Сейчас Терентьев возобновил в Театре Дома печати эту свою работу под заманчивым подзаголовком «Опера». Тем самым делается как бы перенос центра внимания на формальную сторону, причем как раз на область «звука», бесспорно сильнейшую в работе Театра Дома печати. Тщательно и сложно разработанной звуковой и шумовой «партитурой» первых своих постановок театр этот близко подошел к проблеме современного музыкального спектакля. К сожалению «опера» Джон Рид (музыка Кашницкого) не прибавляет здесь ничего. Нововведения по сравнению с первой редакцией сводятся к весьма пестрому соединению из эстрадных номеров «комхоров», пародийных оперных арий типа вампуки, эксцентрических антрэ и довольно наивно – «левой» увертюры. В огромной своей части все эти приемы не имеют ничего общего с тем принципом ритмически организованного спектакля, к которому до сих пор шел Театр Дома печати, они накрашены неприятным и надуманным эстетизмом и вдобавок так бедно вкраплены в старую редакцию, что, нарушая былое единство и цельность стиля, они бессильны изменить общий характер натуралистического спектакля. В основе своей Джон Рид остается условно натуралистической хроникой клубного типа и бесспорно продолжает волновать величавой простотой материала (книга Джона Рида) и размахом темы (Октябрь). Возобновление этого прекрасно агитационного спектакля было, поэтому, правильным шагом. Но минувшие два года наложили на него заметную печать. Многие детали, радовавшие когда-то своей новизной и неожиданностью, стерлись теперь, когда в театрах наших успел пройти ряд спектаклей на тему революции и войны, когда «теплушка», «солдатская шинель», «уличный плакат» успели стать ходовой бутафорией. Наоборот неорганизованность и клубная примитивность целого резче бросаются в глаза после данного хотя бы в Шторме3 образца организации материала гражданской войны. Кое-какие эпизоды старой редакции (знаменитая сцена «теплушки» и «диспута») поблекли при новом, в общем неплохом, но типово менее удачно подобранном составе исполнителей.

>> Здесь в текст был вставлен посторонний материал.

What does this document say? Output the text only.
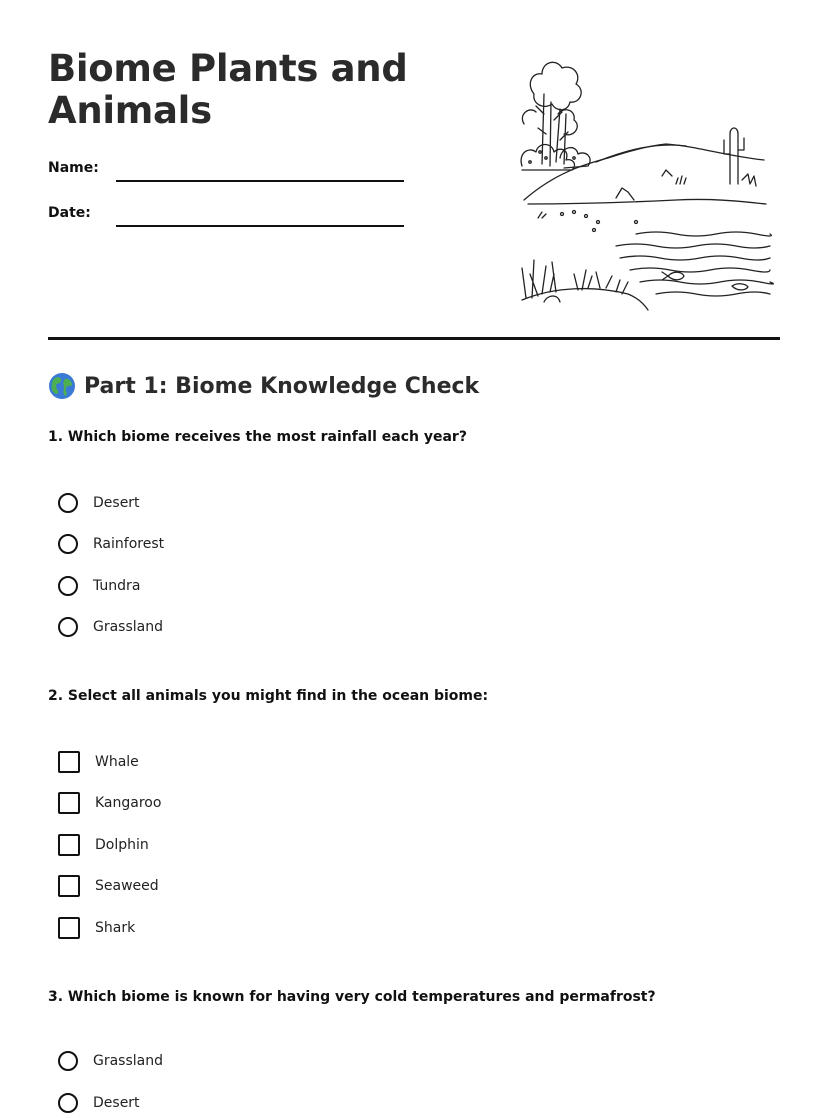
Biome Plants and Animals
Name:
Date:
Part 1: Biome Knowledge Check

1. Which biome receives the most rainfall each year?

Desert
Rainforest
Tundra
Grassland

2. Select all animals you might find in the ocean biome:

Whale
Kangaroo
Dolphin
Seaweed
Shark

3. Which biome is known for having very cold temperatures and permafrost?

Grassland
Desert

А. Пиотровский. Ревизор в Театре Дома Печати*
Красно-зелено-синие костюмы к спектаклю1 «мастеров аналитической школы Филонова»2 прежде всего сбивают зрителя с толку. Филоновские сценические упражнения, костюмы, пестротой красок долженствовавшие, по-видимому, вывести Ревизора из рамок истории и быта, а глубокомысленно замысловатыми татуировками («череп и кость» на брюхе у городничего, почтовые марки на заду у почтмейстера) – раскрыть внутренний образ героев, эти костюмы остаются причудой совершенно дилетантской, фальшивой, провинциальной и вздорной. От них, прежде всего, следует отвлечься при оценке постановки Терентьева. Отвлечься следует и от каких-либо воспоминаний о Гоголе.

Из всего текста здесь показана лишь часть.